Title: A landscape view of cereal aphid parasitoid dynamics reveals sensitivity to farm- and region-scale vegetation structure Authors
|Brewer, Michael - MICHIGAN STATE UNIV|
|Noma, Takuji - MICHIGAN STATE UNIV|
|Kravchenko, Alexandra - MICHIGAN STATE UNIV|
|Hild, Ann - UNIVERSITY OF WYOMING|
Submitted to: European Journal of Entomology
Publication Type: Peer Reviewed Journal
Publication Acceptance Date: January 5, 2008
Publication Date: July 1, 2008
Citation: Brewer, M.J., Noma, T., Elliott, N.C., Kravchenko, A.N., Hild, A.L. 2008. A landscape view of cereal aphid parasitoid dynamics reveals sensitivity to farm- and region-scale vegetation structure. European Journal of Entomology. 105:503-511. Interpretive Summary: The types of vegetation within an agricultural field and in the surrounding landscape may play an important role in determining how effective natural enemies will be in controlling crop pests. This is because the right kinds of surrounding vegetation can provide necessary food and shelter for natural enemies that would otherwise be absent. However, empirical evidence for this role is limited. We assessed effects of vegetative diversity in winter wheat farms and surrounding landscapes on aphid and aphid parasitoid populations in a temperate grassland environment. We found that vegetation within and surrounding fields affected the natural enemies in the wheat fields. Early in the growing season, when wheat was in the vegetative growth stage and sunflower had not yet emerged, a parasitoid, Aphelinus albipodus, was most abundant in wheat strips and in homogeneous landscapes.

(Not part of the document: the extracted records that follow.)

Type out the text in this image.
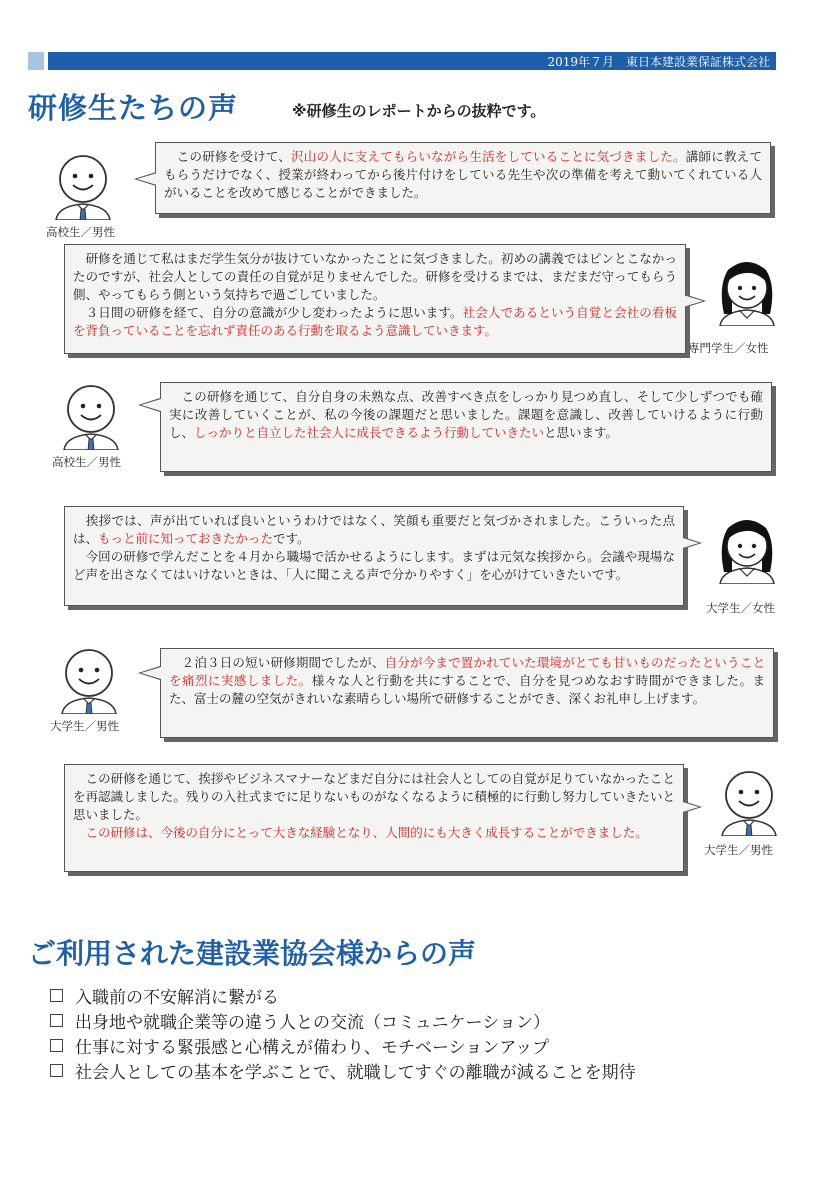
2019年７月　東日本建設業保証株式会社
研修生たちの声	※研修生のレポートからの抜粋です。
高校生／男性

　この研修を受けて、沢山の人に支えてもらいながら生活をしていることに気づきました。講師に教えてもらうだけでなく、授業が終わってから後片付けをしている先生や次の準備を考えて動いてくれている人がいることを改めて感じることができました。

専門学生／女性

　研修を通じて私はまだ学生気分が抜けていなかったことに気づきました。初めの講義ではピンとこなかったのですが、社会人としての責任の自覚が足りませんでした。研修を受けるまでは、まだまだ守ってもらう側、やってもらう側という気持ちで過ごしていました。

　３日間の研修を経て、自分の意識が少し変わったように思います。社会人であるという自覚と会社の看板を背負っていることを忘れず責任のある行動を取るよう意識していきます。

高校生／男性

　この研修を通じて、自分自身の未熟な点、改善すべき点をしっかり見つめ直し、そして少しずつでも確実に改善していくことが、私の今後の課題だと思いました。課題を意識し、改善していけるように行動し、しっかりと自立した社会人に成長できるよう行動していきたいと思います。

大学生／女性

　挨拶では、声が出ていれば良いというわけではなく、笑顔も重要だと気づかされました。こういった点は、もっと前に知っておきたかったです。

　今回の研修で学んだことを４月から職場で活かせるようにします。まずは元気な挨拶から。会議や現場など声を出さなくてはいけないときは、「人に聞こえる声で分かりやすく」を心がけていきたいです。

大学生／男性

　２泊３日の短い研修期間でしたが、自分が今まで置かれていた環境がとても甘いものだったということを痛烈に実感しました。様々な人と行動を共にすることで、自分を見つめなおす時間ができました。また、富士の麓の空気がきれいな素晴らしい場所で研修することができ、深くお礼申し上げます。

大学生／男性

　この研修を通じて、挨拶やビジネスマナーなどまだ自分には社会人としての自覚が足りていなかったことを再認識しました。残りの入社式までに足りないものがなくなるように積極的に行動し努力していきたいと思いました。

　この研修は、今後の自分にとって大きな経験となり、人間的にも大きく成長することができました。

ご利用された建設業協会様からの声
入職前の不安解消に繋がる
出身地や就職企業等の違う人との交流（コミュニケーション）
仕事に対する緊張感と心構えが備わり、モチベーションアップ
社会人としての基本を学ぶことで、就職してすぐの離職が減ることを期待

Late in the growing season, when wheat was mature or harvested and sunflower was available, two parasitoids, A. albipodus and Lysiphlebus testaceipes, were most abundant in sunflower strips and in landscapes with high plant diversity. Late in the growing season when hot and dry weather conditions were more common, both parasitoid species tended to be more abundant in cooler habitats regardless of vegetative diversity. The relevance of this study lies in establishing a body of evidence to assess whether vegetational diversity can be manipulated to improve biological control. The results add to an emerging picture, which suggests that potential exists to manipulate plant diversity at the within-field and landscape scales to influence natural enemies and their effectiveness in biological control.
Technical Abstract: We assessed the influence of a vegetation diversity gradient on aphid parasitoids in the temperate grasslands of the North American Great Plains. Regionally, the landscape was categorized into relatively heterogeneous and homogeneous vegetation classes. Farm-scale the landscape was classified into farms that followed diverse (wheat-sunflower-fallow) and simple (wheat-fallow) strip-crop rotations. In a 2 (regional-scale) by 2 (farm-scale) factorial design of 16 sites in a 14,000 km2 study region during two years, we commonly detected regional- and farm-scale diversity effects and seasonal sensitivity of the landscape scaling effects on prevalence of parasitoids attacking a key wheat pest. April through June, when wheat was at vegetative growth stage and sunflower was not emerged, the parasitoid Aphelinus albipodus was most frequent in wheat strips and farms with a simple crop rotation, but only when nested regionally in homogeneous vegetation. July through September, after wheat was harvested and sunflower became available, A. albipodus was more frequently detected in sunflower strips and in the diverse crop rotation than in the simple crop rotation, but only within the homogeneous vegetation class. In contrast, the parasitoid Lysiphlebus testaceipes was more frequently detected in the diverse crop rotation than in the simple rotation, and this was seen within both the heterogeneous and homogeneous vegetation classes in August. Not dismissing the species differences and seasonal sensitivities, farm-scale crop diversification appeared to be beneficial to conservation of these principal aphid parasitoids, especially in summer in regional homogeneous vegetation typical of the region.